I have no (simple) idea of how to debug this because the log files (both supervisor and core) show nothing of relevance. Does anyone have any suggestions?
I have been having the same problem as well. Granted, I am running off a RPi 3B+, but it didn’t happen until I updated to 0.110. I hope this gets fixed soon.
I am not entirely sure whether this happened for me since 0.110 though. I have been having issues for a few weeks and recently moved from Ubuntu to a Proxmox setup because of the (reverted!) deprecation announcement. So I am not sure whether it’s because of that or some HA bug.
Home Assistant is built around an event loop. This means that there is always only a single task running at the core of the system. When a task needs to do I/O, they schedule an I/O task and suspend themselves until the I/O is done.
I don’t know if it is the cause here, but one reason for Home Assistant not acting for several seconds is if an incorrectly coded integration is doing I/O inside the task, instead of scheduling an I/O task. Now the whole event loop blocks and no other tasks are processed until the I/O is done.
A good first start is to make sure you don’t have any warnings about I/O in the event loop in your logs. If you do, get those fixed should be step 1.

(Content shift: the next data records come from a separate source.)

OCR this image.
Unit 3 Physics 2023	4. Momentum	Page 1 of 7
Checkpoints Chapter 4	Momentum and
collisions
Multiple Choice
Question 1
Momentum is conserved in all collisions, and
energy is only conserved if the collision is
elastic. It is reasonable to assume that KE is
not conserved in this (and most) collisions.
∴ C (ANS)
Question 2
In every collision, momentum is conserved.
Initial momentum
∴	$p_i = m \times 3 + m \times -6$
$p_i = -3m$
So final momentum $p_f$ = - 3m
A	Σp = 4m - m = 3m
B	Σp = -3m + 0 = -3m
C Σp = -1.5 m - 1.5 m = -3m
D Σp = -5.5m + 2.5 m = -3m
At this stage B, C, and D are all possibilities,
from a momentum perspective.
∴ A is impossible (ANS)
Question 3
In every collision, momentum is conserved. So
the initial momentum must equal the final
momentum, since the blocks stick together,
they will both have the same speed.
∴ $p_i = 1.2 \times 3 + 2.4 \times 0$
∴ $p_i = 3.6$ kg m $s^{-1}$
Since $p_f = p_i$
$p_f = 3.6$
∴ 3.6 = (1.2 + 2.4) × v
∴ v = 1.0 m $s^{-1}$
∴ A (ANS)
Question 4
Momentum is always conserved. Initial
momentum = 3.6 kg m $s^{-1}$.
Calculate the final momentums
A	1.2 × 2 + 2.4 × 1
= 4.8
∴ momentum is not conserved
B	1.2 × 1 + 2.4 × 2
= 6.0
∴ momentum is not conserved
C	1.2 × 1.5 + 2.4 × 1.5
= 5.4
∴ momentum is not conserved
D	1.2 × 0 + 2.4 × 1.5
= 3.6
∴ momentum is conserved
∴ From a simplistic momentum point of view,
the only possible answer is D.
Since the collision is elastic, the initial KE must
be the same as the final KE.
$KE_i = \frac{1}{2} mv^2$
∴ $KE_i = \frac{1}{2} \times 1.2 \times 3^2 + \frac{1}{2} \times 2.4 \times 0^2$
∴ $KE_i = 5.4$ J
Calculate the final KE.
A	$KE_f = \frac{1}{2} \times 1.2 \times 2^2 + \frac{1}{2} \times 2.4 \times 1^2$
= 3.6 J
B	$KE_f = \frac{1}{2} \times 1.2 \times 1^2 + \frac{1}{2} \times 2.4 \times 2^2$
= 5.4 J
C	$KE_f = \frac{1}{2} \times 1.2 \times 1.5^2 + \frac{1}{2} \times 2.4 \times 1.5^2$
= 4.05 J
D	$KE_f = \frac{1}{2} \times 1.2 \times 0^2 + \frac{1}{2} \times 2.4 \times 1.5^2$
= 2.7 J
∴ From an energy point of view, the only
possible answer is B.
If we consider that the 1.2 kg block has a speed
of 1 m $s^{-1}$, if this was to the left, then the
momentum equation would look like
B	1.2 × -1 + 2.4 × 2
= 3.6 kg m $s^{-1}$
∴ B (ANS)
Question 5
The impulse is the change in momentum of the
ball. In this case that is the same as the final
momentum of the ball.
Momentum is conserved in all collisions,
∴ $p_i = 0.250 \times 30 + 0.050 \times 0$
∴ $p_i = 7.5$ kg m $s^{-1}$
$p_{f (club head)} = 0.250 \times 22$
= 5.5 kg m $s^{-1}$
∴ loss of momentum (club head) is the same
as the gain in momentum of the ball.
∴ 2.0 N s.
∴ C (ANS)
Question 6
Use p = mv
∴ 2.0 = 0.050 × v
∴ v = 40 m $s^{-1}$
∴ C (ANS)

Thanks @balloob! However, I do not think it is merely the event-loop getting blocked. Because not only does Home-Assistant become irresponsive, so do all add-ons.
So ssh doesn’t work, glances stops reporting (preventing me from finding the culprit), and I am even unable to get into the Proxmox image.
When everything unblocks I see that a Python process crashed:
Might not be related at all, but i had similar issues. For me 2 things helped.
I disabled zeroconf. That already helped a lot in bringing the python process down a notch in cpu usage.
I disconnected my vlans from the host. As soon as my host is connected to more than one subnet, homeassistant uses ALOT more CPU.
After doing 2. I re-enabled zeroconf and had no issues anymore.
I noticed something similar this last week. Maybe related? I’m running hass supervised on a nuc. I noticed my nuc fan was full speed following a restart and would not come down, temp was spiking. Upon investigation the python3 process for the supervisor was using 100% cpu and not going down. Since I’m in a docker, I restarted the supervisor and everything went back to normal. No idea what caused the problem as I didn’t see anything in the logs, but it seemed to be a pretty good bandaid.
Just leaving a link to my original post with what i believe to be the same error. Python3 high CPU Usage
What you could do is run PySpy to analyze the Python Process.